The submission of counsel for the sixth respondent is that the statements contained in each of the two paragraphs 348 and 377 are relevant to and justified by the following items of the terms of reference:
(g) Whether the crash of the aircraft or the death of the passengers and crew was caused or contributed to by any person (whether or not that person was on board the aircraft) by an act or omission in respect of any function in relation to the operation, maintenance, servicing, flying, navigation, manoeuvring, or air traffic control of the aircraft, being a function which that person had a duty to perform or which good aviation practice required that person to perform?
(j) And other facts or matters arising out of the crash that, in the interests of public safety, should be known to the authorities charged with the administration of civil aviation in order that appropriate measures may be taken for the safety of persons engaged in aviation or carried as passengers in aircraft.
In its essentials the argument is that in order to answer the questions posed by paragraph (g) the Commissioner found it necessary or was entitled to explain the process by which he reached his final conclusions; that in doing so he was entitled to comment upon the quality of the evidence that was given in the course of the Royal Commission Inquiry; that the assessment of witnesses was a necessary part of the findings he reached as to the cause of the accident; that the assessment was not a part of the substantive findings of the Commission; and "whether having reached his conclusion he expresses himself vehemently or refrains from pungent comment is entirely a matter for him". Similar submissions were made in relation to the second cause of action and natural justice.
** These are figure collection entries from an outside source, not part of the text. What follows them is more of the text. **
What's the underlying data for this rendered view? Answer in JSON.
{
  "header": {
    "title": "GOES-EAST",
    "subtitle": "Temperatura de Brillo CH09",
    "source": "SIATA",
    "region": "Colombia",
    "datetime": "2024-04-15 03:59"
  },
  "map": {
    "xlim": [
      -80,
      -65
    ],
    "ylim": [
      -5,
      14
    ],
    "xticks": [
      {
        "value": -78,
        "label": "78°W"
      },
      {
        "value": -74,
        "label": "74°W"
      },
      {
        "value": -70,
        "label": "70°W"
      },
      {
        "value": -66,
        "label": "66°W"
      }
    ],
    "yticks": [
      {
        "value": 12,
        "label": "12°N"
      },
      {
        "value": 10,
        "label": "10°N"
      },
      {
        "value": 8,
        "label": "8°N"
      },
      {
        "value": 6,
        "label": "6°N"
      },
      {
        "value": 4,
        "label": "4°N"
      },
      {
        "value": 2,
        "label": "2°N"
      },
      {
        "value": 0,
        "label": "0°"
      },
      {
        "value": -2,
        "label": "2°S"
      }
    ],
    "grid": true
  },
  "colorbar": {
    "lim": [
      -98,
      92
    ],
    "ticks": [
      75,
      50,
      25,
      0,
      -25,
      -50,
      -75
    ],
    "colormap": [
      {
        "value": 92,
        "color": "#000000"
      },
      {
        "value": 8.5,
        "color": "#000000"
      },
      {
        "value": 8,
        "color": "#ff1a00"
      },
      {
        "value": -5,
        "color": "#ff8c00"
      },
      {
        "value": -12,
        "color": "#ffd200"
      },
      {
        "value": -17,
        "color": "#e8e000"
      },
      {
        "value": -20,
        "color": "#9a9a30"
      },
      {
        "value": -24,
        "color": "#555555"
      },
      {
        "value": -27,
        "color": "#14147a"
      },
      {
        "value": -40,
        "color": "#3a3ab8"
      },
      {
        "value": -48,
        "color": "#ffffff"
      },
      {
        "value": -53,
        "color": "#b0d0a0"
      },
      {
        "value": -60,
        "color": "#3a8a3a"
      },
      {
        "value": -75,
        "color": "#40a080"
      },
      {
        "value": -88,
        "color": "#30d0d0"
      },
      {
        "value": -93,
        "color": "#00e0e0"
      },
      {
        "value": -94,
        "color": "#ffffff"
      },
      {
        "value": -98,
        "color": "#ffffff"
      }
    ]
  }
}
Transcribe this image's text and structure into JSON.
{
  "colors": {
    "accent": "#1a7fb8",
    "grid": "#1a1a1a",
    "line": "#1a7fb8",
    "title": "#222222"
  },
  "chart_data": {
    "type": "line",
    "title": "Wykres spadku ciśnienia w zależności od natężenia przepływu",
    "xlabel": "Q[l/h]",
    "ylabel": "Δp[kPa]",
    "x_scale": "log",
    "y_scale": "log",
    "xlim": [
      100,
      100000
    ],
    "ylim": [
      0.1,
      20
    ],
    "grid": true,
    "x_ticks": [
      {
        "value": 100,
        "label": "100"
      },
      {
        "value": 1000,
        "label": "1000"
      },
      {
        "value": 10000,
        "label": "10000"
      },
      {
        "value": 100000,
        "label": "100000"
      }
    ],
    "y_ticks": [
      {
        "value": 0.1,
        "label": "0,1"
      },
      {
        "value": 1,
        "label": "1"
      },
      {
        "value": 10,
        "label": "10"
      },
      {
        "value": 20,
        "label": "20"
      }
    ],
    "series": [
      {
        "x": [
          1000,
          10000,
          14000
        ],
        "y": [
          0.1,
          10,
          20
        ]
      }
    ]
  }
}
In certain circumstances it is obvious enough that reasons for rejecting evidence would not merely be relevant but often a necessary part of a decision. But considerations of that kind are far removed from the conclusions expressed in paragraph 377. There it is said that the ten senior members of this airline had been involved in organized deception. "Palpably false sections of evidence ... a pre-determined plan of deception ... an attempt to conceal a series of disastrous administrative blunders ... an orchestrated litany of lies". These are unlikely phrases to associate with a mere assessment of the credibility of witnesses.
In the Courts it is constantly necessary to indicate a preference for the evidence of one witness or to make a decision to put evidence completely to one side; sometimes it even seems necessary to describe evidence in terms of perjury. But in the Courts Judges always attempt to be most circumspect in handling issues of this kind, particularly if misconduct seems apparent which is not immediately associated with the central issues in the case. There can be no less reason for circumspection in the case of a Royal Commission at least where the terms of reference do not directly give rise to inquiries into criminal dealing. In Re The Royal Commission on Licensing (1945) N.Z.L.R. 665 Sir Michael Myers C.J. dealt with the point in the following way (at p. 680):
"A Commission of Inquiry under the statute and a Royal Commission under the Letters Patent are alike in this respect—each of them is an inquiry, not an inquisition. By that I mean that the Commission is not a roving Commission of a general character authorizing investigation into any matter that the members of the Commission may think fit to inquire into and that the ambit of the inquiry is limited by the terms of the instrument of appointment of the Commission."
It must always be sensible for any Commission of Inquiry or other tribunal to keep those words in mind.